Classificar um tópico como “polêmico” nos dias atuais é tarefa das mais inglórias, ou, como se diz na linguagem popular: “chover no molhado”. A impressão é que pouco importa o tema, sempre haverá alguma brecha para comentários – nem sempre pertinentes – visando debates pouco saudáveis, na grande maioria das vezes.
Falar sobre religião nunca foi fácil. Encontrar uma maneira de trazer o assunto à tona, sob um viés que não seja meramente ofensivo é o desafio do roteiro de Lusa Silvestre, para a comédia nacional “Nas Ondas da Fé”.
Dirigido por Felipe Joffily, o filme gira em torno de Hickson (Marcelo Adnet) e Jessika (Letícia Lima), casal cuja fé verdadeira serve como base para enfrentarem os desafios e dificuldades de levar uma vida simples e sem grandes perspectivas, mas cheia de boas intenções e amor.
Sem um emprego fixo que seja suficiente para honrar com suas dívidas básicas, Hickson divide seu tempo entre trabalhos como técnico de informática e locutor de telemensagens (com direito a veículo personalizado, balões e música de qualidade duvidosa). Enquanto sua esposa Jessika trabalha como assistente / manicure em um salão de cabeleireiro.
O mundo do casal é alterado radicalmente quando surge uma oportunidade de emprego para o protagonista na Estação de Rádio de cunho religioso que dá nome ao longa, como auxiliar administrativo. O que está longe a profissão dos sonhos, acaba sendo a porta de entrada para uma providencial coincidência, que transforma o personagem de Marcelo Adnet em um sucesso instantâneo.
Assumindo a posição de locutor de rádio / pastor evangélico, Hickson vai galgar a passar largos, a escadaria para a fama. Mas o que o sucesso avassalador tem a ver com a religião em si? Acredite: Tudo. Muito bem representada na narrativa, a popularidade alcançada por figuras que representam o domínio exercido por instituições religiosas – neste caso, igrejas evangélicas – é algo que, embora não seja inédito, espanta por sua dimensão.
Em questão de dias, o personagem é promovido a “Apóstolo” e esta ascensão meteórica e questionável serve para mostrar o quanto a crença das pessoas (ouvintes, telespectadores ou frequentadores de templos em geral) é um combustível poderoso e o quanto influencia o que consumimos quando o tema é fé.

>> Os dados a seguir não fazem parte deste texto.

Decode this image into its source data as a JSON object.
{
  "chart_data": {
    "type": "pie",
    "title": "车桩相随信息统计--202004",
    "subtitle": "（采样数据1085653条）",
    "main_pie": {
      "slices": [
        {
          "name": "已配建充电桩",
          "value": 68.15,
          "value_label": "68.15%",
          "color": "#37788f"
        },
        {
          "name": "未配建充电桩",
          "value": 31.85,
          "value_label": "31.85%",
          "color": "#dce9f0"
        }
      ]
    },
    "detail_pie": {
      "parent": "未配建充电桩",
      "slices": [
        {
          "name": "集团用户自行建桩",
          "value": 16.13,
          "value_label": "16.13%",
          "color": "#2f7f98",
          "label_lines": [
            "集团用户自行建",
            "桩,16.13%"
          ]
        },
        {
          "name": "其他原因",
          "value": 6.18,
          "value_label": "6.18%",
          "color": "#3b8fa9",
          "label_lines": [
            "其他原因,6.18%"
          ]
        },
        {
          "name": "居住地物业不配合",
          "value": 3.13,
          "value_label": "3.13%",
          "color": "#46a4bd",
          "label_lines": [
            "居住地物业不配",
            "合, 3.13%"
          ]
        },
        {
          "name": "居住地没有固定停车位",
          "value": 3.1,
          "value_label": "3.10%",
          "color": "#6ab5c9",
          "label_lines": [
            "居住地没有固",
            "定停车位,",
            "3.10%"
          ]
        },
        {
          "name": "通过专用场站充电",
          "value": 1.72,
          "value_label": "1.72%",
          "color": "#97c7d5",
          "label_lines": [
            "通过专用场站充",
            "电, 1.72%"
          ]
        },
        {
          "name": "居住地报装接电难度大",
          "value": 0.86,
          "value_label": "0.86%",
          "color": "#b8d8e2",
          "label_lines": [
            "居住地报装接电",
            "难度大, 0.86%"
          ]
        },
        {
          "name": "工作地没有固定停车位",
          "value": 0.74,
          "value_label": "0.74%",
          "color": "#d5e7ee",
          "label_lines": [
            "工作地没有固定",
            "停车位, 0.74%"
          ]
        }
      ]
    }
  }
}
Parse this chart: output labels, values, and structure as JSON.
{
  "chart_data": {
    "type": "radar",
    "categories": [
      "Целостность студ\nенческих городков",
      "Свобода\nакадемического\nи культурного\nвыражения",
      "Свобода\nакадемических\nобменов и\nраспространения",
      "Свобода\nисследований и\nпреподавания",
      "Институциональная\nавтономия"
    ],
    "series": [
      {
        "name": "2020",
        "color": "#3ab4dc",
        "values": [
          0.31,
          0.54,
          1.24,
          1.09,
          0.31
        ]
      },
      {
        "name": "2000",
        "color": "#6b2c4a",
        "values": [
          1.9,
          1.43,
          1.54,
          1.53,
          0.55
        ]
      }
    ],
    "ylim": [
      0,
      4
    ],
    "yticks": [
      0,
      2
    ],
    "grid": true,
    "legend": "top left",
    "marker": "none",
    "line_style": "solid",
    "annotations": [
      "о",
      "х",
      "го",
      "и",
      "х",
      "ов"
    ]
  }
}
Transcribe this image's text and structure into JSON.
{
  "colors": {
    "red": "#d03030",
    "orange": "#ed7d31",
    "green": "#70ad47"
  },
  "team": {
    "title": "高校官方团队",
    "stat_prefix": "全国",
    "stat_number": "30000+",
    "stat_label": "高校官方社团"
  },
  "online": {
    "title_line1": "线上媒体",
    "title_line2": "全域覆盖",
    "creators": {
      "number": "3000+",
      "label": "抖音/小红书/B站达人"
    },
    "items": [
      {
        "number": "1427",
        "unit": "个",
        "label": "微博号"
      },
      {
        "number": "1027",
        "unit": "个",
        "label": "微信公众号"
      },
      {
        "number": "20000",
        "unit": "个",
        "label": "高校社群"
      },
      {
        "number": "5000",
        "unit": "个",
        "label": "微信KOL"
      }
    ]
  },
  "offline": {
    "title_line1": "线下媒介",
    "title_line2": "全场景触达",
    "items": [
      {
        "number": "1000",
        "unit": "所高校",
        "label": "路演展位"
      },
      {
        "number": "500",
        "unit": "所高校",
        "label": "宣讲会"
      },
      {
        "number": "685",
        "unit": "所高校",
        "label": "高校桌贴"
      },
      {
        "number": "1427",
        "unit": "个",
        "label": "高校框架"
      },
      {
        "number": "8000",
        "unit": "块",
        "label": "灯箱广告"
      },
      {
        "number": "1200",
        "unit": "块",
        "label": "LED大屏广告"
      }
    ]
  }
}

O que poderia ser tratado com sisudez e até mesmo de forma apenas crítica, é levado às telas sob a chancela da comédia com muitos momentos dramáticos. Ao mesmo tempo em que rimos da falta de habilidade de Hickson de lidar com o público conquistado através de uma simpática persuasão, também nos sensibilizamos ao perceber o quanto suas convicções o levam a questionar alguns rumos tomados.
“Nas Ondas da Fé” tem como maiores destaques seu ótimo elenco a decisão de apresentar figuras críveis, que o público acaba reconhecendo como alguém que já passou por suas vidas em algum momento. O homem de bom coração que almeja voos mais altos e uma vida melhor para aqueles que ama; a mulher batalhadora e corajosa, que serve como alicerce para manter a relação sólida; os influentes que não têm o menor respeito por seus semelhantes e só se importam consigo próprios.
Com os instantes finais da obra deixando aberto o caminho para uma futura continuação – claramente almejada pela equipe de produção, como revelado durante Coletiva de Imprensa, é possível cogitar os caminhos pretendidos para dar continuidade à história, e a tendência é de que tenha muito a se contar.
por Angela Debellis
*Título assistido em Cabine de Imprensa promovida pela Imagem Filmes.